More than that, research shows that cover-crop effects on greenhouse-gas fluxes typically mitigate warming by 100-150 grams of carbon per square meter per year. This may be even greater than the effects of reduced soil tilling. Some of the ways you can maximize crop covers in minimizing greenhouse gas fluxes are carbon sequestration in the soil and reduction of fertilizer consumption.

4. Employ innovative irrigation practices

An innovative irrigation practice controls water release so that crops receive only the amount needed. Improving storage and access to irrigation water are just a few of the adaptive water management techniques that can be used. Others include better water delivery systems, better irrigation technologies like deficit irrigation, and better water harvesting.

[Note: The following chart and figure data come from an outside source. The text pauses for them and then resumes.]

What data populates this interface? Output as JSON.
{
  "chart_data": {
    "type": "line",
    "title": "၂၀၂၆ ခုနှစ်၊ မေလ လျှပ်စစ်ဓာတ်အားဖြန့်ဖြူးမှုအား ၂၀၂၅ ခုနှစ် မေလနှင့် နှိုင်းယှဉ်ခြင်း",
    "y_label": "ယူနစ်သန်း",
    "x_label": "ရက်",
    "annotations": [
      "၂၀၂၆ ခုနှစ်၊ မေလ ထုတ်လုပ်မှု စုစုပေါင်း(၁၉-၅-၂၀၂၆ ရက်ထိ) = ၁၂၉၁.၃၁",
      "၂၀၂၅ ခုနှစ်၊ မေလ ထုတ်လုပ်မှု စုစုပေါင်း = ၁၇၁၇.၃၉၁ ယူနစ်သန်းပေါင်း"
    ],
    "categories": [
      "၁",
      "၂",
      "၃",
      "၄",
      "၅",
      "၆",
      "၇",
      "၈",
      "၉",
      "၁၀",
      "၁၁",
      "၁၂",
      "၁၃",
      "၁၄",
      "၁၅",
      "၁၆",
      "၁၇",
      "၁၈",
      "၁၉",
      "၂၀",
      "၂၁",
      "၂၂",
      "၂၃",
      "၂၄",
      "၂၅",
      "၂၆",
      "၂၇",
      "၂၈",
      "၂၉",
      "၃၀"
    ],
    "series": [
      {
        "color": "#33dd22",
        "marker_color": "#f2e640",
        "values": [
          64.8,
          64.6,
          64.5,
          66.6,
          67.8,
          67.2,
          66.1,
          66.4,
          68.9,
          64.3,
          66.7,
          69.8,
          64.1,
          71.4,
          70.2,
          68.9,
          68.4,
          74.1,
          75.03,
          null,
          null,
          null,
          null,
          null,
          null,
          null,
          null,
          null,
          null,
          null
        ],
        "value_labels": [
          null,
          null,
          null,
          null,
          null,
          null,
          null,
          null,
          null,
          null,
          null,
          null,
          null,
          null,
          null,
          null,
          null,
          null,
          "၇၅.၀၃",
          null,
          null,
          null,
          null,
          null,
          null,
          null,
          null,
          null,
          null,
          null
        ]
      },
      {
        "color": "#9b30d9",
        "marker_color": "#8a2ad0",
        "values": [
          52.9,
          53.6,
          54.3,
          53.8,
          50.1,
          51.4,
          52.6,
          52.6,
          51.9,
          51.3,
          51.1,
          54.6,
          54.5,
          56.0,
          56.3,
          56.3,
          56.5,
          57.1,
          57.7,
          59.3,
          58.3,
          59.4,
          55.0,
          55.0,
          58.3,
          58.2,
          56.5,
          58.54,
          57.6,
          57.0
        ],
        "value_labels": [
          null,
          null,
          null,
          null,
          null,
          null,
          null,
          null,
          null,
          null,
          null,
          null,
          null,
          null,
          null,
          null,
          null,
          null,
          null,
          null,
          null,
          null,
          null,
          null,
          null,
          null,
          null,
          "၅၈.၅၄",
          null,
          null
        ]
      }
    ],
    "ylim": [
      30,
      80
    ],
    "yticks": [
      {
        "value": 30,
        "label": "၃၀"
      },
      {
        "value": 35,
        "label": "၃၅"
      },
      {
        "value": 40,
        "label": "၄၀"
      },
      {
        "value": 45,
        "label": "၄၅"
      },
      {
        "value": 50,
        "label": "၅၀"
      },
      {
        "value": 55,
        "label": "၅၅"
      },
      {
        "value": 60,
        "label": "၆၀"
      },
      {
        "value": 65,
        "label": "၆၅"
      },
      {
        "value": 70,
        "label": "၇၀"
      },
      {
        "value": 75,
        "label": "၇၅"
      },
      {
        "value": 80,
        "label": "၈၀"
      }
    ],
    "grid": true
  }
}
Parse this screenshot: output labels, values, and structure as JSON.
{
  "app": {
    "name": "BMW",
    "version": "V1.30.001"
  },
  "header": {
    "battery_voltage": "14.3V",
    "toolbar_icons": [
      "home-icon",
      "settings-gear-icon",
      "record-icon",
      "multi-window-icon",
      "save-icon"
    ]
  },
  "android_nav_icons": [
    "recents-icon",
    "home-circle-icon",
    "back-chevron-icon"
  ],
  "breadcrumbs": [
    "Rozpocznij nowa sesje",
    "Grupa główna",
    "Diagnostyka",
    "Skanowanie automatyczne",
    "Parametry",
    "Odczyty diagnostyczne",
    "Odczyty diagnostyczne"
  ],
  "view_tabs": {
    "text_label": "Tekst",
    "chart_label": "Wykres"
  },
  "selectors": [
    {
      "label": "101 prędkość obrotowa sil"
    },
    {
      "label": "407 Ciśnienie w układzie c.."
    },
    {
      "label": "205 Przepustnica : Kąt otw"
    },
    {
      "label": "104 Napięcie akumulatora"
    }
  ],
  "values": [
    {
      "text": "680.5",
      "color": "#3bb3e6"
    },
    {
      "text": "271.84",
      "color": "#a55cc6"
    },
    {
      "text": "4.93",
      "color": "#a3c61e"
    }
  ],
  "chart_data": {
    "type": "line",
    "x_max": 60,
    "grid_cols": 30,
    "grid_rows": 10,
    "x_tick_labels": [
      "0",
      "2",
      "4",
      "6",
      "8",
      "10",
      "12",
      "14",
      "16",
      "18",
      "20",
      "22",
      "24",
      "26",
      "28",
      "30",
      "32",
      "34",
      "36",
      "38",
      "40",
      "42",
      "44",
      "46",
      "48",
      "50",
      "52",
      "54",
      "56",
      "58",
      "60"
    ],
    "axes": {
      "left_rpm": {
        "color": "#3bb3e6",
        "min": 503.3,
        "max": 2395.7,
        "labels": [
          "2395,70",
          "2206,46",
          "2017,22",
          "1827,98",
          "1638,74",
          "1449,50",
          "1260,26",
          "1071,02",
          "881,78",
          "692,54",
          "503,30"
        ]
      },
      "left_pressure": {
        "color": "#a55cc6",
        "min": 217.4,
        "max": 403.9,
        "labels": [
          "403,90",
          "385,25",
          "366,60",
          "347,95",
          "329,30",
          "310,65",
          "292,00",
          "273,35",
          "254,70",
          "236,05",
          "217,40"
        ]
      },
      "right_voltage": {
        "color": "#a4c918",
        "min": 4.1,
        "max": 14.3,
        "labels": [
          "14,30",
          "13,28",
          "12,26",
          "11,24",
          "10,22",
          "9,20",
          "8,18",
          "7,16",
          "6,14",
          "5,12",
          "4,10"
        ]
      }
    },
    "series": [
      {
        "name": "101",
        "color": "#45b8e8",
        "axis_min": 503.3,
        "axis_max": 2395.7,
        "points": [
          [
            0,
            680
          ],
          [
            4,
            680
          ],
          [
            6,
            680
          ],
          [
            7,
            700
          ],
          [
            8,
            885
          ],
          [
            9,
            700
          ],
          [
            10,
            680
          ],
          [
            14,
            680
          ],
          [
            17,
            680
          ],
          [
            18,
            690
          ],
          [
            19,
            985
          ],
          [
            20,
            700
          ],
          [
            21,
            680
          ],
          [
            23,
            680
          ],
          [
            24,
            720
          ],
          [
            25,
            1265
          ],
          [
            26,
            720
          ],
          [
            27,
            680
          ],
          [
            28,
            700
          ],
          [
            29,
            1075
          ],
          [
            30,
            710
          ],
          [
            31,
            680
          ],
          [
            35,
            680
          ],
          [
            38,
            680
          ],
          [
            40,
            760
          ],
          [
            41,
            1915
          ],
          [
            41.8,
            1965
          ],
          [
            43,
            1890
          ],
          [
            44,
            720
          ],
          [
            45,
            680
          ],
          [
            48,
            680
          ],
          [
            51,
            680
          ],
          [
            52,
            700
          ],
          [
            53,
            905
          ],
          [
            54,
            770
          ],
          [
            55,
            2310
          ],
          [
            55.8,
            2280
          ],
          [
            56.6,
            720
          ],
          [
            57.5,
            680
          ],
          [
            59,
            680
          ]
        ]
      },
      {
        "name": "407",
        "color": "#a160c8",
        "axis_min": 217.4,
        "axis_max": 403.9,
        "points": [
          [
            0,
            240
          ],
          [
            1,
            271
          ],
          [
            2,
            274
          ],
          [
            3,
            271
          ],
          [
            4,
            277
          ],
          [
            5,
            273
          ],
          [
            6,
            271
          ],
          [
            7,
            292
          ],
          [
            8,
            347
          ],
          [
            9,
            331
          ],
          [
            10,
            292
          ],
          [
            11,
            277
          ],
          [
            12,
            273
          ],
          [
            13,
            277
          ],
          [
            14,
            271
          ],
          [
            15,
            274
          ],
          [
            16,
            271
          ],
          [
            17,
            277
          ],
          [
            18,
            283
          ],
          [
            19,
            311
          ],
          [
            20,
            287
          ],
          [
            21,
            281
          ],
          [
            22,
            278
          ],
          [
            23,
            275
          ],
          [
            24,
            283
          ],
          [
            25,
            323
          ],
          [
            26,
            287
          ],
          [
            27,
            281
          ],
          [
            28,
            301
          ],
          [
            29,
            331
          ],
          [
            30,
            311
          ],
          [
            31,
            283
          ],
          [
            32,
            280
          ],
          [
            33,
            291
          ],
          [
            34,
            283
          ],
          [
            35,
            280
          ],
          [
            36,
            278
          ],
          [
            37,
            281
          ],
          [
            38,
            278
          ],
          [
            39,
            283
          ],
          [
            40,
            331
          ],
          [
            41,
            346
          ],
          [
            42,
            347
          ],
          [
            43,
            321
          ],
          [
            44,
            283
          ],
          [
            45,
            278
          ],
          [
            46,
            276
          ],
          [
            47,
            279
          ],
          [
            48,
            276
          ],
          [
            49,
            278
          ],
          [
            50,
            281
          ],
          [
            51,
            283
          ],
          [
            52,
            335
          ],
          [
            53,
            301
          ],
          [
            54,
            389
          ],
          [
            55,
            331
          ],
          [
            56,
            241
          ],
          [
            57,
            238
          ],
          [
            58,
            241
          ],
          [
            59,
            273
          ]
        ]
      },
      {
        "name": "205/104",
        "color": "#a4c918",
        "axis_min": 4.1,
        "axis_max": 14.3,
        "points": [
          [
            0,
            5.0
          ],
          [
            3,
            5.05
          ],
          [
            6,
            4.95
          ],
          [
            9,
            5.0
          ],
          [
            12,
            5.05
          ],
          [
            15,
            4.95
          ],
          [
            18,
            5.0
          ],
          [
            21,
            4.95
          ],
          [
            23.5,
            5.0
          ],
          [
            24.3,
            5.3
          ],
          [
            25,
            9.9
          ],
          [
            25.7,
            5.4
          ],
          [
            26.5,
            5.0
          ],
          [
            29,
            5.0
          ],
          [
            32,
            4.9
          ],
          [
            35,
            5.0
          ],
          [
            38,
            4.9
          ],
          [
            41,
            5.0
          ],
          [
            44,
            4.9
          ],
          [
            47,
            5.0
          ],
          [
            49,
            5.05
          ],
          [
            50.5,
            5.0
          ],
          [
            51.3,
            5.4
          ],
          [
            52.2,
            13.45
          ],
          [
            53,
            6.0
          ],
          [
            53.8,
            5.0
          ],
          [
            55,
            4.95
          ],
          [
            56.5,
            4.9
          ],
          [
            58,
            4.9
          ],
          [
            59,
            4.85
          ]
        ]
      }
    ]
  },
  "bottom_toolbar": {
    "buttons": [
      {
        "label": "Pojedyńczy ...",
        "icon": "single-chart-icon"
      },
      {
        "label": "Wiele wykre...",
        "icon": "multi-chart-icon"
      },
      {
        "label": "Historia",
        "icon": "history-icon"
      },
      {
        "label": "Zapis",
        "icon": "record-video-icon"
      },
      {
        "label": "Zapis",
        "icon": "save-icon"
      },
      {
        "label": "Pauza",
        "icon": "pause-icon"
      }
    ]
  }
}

When the weather really gets too hot for crops, you can try a drip irrigation system, which distributes water straight to a plant's roots, thereby reducing evaporation. You can also try irrigation scheduling to adapt to the changes in weather forecasts.

Conclusion

Agricultural and global food security are in danger from climate change.  But farmers can be resilient by finding ways on how to help a farm survive climate change. They can optimize crop rotation, reduce soil tilling, use covers for crops, and employ innovative irrigation practices. However, it is also important to note that these methods might be very context-dependent and no one strategy can be used to reduce risk in all locations, sectors, or situations.